Ama, söyleyin: Onların BOP’unun eş başkanı olduğunu kıvançla açıklayan sizin neyiniz oluyor? Ya da siz onların çözüm sürecinin taşeronluğunu yaparken ABD neyinizdi?

Boş geçin bunları.

Açıklayın bakalım o tapeler doğru mu? Nasıl olsa her şey ortaya çıkacak. Söyleyin bakalım, bu iş için herhangi bir hazırlığınız var mı? Putin size koruma sağlayacak mı?

Tapelerde kim kime “bıbıcım” demişti? Neyi sıfırlıyordunuz? Tarih 25 Aralık 2013, “soruşturma dosyasındaki imar planlarını başbakanın onayıyla yaptım, başbakanın da istifa etmesi gerekir” diyerek istifa eden çevre bakanınız Bayraktar’ı kararından nasıl vazgeçirdiniz? Diğer bakanınız Çağlayan 700 bin Dolarlık saati koluna nasıl taktı? O saatin hediye olduğunu belgelediği o iki satırlık el yazısı karalamayı Meclis kürsüsünde sallarken aklınızdan neler geçiyordu? Diğer bakanınız Güler’in oğlunun evindeki çelik para kasalarının içinde ne vardı ve o zat kasaların yanındaki para sayma makinesiyle ne yapıyordu? Şimdi ABD’de tutuklu Halk Bank genel müdürü ayakkabı kutularına depoladığı 4.5 milyon Dolar’ı nasıl kazanmıştı?

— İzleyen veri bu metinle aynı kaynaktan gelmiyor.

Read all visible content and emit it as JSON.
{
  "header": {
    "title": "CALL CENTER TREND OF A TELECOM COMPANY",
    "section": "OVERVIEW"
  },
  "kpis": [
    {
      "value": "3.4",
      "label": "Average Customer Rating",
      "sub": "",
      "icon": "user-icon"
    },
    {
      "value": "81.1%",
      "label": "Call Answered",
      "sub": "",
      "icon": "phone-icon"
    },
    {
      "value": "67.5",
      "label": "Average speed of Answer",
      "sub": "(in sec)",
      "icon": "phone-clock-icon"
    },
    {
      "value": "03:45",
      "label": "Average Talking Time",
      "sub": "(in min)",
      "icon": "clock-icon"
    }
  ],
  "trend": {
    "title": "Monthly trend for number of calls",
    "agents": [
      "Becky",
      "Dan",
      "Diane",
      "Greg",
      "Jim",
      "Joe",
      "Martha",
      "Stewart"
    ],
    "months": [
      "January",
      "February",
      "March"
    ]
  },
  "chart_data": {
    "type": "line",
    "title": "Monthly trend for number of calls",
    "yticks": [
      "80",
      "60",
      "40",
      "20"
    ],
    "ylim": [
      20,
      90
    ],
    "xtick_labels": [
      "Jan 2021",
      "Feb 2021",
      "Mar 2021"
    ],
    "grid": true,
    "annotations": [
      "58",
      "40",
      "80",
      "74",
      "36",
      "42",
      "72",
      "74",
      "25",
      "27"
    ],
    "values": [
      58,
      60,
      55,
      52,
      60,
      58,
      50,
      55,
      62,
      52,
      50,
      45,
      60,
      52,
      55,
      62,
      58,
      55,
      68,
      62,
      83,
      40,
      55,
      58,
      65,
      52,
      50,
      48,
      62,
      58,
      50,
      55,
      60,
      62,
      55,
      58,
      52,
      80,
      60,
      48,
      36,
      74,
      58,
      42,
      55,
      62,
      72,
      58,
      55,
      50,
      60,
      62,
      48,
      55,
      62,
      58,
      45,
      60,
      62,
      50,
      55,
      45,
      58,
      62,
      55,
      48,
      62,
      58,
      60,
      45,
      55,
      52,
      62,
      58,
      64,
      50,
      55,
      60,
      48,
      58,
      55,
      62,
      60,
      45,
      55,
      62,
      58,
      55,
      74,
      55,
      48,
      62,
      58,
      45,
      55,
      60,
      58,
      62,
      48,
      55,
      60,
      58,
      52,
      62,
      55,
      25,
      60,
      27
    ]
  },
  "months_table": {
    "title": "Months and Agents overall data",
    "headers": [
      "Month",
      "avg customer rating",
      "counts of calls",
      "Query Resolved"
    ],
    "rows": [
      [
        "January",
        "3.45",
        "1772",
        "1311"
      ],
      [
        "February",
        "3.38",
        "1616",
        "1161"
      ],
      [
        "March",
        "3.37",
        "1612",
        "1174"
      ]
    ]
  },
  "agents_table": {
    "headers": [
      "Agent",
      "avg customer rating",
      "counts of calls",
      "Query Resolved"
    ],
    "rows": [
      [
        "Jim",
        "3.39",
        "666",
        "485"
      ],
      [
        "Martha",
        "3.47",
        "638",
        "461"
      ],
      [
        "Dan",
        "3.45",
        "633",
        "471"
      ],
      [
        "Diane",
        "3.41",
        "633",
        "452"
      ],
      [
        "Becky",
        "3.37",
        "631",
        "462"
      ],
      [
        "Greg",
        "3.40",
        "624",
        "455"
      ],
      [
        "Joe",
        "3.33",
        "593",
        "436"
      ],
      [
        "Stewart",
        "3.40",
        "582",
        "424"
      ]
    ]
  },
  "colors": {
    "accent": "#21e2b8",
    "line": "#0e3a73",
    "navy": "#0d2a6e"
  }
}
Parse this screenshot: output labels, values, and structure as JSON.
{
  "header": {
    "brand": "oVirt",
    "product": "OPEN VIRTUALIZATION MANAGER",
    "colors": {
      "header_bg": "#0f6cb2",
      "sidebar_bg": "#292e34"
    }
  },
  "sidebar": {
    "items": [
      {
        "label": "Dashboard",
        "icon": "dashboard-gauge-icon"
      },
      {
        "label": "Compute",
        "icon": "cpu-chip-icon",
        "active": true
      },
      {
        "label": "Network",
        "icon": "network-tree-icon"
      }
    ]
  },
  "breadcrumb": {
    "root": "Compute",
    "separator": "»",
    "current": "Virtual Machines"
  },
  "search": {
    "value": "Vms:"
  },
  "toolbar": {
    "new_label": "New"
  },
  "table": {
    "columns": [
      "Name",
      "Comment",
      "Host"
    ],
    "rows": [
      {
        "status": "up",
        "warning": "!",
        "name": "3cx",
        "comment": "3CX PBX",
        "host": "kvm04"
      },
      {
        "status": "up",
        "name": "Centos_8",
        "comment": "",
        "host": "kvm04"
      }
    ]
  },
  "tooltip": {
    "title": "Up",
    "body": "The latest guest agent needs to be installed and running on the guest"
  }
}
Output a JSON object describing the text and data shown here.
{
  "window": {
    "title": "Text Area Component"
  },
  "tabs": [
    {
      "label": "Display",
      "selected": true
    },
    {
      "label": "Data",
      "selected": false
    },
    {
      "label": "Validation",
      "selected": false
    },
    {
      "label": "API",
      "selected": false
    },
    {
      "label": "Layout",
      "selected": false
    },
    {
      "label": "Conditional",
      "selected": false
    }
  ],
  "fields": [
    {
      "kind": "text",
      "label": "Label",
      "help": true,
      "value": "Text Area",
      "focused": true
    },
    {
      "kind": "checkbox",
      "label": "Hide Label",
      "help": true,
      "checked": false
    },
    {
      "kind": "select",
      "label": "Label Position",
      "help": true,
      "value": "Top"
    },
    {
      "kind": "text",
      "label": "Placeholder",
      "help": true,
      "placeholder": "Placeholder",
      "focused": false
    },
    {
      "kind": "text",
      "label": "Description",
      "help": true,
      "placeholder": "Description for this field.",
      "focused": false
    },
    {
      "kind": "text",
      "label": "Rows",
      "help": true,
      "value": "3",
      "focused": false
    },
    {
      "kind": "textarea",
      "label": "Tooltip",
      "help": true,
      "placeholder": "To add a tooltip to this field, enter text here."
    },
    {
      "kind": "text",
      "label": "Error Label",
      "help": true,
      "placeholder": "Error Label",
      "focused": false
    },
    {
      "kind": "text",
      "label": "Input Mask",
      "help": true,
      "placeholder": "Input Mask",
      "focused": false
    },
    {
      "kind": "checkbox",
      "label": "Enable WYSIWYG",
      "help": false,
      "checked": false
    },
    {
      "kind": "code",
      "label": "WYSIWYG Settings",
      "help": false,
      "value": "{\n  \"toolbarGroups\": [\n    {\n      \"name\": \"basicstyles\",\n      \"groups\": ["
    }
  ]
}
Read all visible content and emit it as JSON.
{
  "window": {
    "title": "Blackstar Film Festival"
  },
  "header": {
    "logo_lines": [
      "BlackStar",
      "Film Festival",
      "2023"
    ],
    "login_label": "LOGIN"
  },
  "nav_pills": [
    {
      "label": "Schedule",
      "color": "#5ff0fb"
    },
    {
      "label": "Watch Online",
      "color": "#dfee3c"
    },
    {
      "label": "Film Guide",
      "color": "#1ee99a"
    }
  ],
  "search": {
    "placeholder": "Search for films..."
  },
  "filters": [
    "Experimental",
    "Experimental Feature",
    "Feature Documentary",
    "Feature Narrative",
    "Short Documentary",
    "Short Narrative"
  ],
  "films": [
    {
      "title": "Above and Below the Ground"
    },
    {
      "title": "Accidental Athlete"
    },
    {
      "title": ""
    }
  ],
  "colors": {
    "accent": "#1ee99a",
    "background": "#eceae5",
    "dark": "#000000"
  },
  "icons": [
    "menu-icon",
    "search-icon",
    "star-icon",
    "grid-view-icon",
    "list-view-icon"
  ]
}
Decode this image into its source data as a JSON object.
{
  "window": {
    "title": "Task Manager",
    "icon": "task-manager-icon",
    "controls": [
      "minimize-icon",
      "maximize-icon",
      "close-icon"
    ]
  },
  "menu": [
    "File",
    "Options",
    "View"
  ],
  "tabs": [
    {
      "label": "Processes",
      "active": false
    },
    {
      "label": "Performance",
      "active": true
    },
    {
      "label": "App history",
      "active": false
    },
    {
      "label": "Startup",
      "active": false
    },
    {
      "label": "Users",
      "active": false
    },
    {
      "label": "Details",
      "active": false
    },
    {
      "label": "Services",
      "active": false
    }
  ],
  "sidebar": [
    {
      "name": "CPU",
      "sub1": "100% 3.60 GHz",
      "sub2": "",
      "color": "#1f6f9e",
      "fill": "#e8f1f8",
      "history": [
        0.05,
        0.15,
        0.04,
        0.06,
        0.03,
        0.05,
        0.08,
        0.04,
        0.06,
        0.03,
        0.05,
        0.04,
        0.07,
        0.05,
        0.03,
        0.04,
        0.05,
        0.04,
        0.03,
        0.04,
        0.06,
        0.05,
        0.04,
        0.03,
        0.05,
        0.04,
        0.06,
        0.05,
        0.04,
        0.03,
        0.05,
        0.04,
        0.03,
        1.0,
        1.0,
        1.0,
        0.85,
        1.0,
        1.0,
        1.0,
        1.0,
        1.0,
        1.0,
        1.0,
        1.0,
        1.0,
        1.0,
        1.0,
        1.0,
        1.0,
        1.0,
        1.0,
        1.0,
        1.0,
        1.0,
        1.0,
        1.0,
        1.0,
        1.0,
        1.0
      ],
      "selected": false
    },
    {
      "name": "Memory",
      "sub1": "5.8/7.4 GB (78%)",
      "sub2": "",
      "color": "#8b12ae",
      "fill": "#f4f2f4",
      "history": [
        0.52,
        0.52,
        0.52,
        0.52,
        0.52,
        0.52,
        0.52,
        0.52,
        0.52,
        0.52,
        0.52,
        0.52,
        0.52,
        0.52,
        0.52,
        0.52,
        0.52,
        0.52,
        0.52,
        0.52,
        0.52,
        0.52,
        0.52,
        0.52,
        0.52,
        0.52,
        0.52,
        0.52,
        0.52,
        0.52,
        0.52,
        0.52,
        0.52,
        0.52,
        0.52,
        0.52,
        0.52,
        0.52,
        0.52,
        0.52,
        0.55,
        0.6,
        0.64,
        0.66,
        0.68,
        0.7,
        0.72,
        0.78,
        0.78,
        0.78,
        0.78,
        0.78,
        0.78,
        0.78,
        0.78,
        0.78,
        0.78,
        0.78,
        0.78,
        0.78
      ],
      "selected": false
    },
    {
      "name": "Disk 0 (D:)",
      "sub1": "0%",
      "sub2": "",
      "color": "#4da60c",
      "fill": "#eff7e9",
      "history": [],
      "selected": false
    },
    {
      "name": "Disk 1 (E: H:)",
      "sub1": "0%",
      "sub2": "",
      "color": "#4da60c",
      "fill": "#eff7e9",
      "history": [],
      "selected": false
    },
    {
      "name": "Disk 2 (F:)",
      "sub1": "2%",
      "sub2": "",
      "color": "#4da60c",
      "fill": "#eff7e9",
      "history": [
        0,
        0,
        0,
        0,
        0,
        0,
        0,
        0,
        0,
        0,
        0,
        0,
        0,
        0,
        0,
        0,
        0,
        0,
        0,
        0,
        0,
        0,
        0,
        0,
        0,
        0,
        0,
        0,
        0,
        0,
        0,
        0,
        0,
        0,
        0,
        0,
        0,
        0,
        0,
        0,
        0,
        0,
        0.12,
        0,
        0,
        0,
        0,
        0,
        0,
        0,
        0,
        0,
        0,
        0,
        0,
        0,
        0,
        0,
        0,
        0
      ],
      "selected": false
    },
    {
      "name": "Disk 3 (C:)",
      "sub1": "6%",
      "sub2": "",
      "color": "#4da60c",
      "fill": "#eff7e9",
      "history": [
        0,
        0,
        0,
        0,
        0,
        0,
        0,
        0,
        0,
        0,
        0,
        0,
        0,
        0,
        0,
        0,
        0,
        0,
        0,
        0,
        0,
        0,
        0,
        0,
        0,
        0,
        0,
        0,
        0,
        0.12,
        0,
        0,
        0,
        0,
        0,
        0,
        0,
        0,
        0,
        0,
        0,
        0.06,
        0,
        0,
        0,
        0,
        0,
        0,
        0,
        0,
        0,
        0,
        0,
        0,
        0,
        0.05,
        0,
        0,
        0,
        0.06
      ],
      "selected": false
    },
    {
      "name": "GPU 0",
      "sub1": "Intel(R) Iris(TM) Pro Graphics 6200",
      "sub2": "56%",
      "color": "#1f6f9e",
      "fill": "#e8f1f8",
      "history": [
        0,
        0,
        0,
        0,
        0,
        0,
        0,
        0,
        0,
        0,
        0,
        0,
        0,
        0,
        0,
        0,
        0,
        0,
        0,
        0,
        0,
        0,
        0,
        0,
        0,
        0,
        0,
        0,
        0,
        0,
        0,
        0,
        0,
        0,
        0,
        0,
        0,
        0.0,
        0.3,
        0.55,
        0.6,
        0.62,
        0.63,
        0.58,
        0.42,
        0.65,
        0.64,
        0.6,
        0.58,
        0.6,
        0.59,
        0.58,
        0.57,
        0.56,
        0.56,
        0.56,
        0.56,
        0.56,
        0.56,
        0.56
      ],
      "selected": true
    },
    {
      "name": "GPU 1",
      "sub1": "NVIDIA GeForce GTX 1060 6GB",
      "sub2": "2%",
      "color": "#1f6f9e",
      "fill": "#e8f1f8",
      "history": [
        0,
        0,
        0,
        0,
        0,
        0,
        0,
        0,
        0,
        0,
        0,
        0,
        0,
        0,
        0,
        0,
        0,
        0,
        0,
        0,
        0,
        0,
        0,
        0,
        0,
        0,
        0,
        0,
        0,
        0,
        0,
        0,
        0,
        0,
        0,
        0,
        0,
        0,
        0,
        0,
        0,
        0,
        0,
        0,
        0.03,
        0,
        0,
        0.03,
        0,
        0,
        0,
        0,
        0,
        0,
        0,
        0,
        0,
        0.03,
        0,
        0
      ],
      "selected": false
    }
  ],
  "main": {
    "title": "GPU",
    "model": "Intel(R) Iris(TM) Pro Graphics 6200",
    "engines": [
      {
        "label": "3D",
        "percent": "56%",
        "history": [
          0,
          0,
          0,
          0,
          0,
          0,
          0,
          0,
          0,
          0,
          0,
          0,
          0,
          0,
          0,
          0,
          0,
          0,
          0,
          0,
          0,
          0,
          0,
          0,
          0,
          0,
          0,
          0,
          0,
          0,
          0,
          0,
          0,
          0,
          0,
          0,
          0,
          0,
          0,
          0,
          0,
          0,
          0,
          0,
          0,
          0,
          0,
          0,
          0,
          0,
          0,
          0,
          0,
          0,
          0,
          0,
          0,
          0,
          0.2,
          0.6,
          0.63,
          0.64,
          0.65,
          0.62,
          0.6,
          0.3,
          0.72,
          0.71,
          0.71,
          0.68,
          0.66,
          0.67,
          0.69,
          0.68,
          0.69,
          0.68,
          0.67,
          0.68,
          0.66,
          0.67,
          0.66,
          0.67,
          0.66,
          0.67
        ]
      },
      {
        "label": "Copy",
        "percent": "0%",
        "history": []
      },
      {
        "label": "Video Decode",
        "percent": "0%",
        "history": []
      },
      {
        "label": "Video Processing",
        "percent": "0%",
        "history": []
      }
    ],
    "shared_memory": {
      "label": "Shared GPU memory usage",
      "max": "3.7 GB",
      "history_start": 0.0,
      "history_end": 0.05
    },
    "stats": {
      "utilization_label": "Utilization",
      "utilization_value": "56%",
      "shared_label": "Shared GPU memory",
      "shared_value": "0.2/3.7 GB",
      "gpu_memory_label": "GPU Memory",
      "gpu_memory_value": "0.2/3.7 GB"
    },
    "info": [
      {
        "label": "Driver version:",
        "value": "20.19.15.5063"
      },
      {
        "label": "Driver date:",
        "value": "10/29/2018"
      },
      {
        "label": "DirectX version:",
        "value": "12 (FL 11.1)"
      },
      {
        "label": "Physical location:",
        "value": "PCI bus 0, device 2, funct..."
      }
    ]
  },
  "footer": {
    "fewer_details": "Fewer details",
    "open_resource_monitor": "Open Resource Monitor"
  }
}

Soruyoruz. Siz sorulmasını engellemiştiniz. Polistiniz, yargıydınız, hukuktunuz çünkü.

Şimdi açıklayın. Rıza’nın bunların tamamı hakkında söyleyeceği epey şey var zira. Abdülkadir Selvi diyor ki “ben demiştim, zamanında biz yargılayacaktık.” Rol bunlar. Nasıl olacaktı o iş? En azından Bayraktar Selvi’nin kutsalı Erdoğan’ı işaret etmişken.

Rıza ne demişti: “O.... ile memurun bahşişini işin başında vereceksin.”

Erdoğan kendisi için ne demişti: “Hayır sever işadamı.”

ABD bizim için kendisinden her şey beklenecek bir savaş ve sömürü makinesidir, bir bataklıktır. Kendisiyle iş yapan herkesi oraya çeker. Şimdi sizi ya terbiye edecek ya da ayağınızı kaydıracak. Yani niyeti bu.

Pislik, pislik, pislik. Kapitalizm pislik yuvası bir düzen. Pisliği temizleme yolu devrim. Topyekun değişim şart. Çünkü bu düzende temiz kalmış hiçbir şey yok.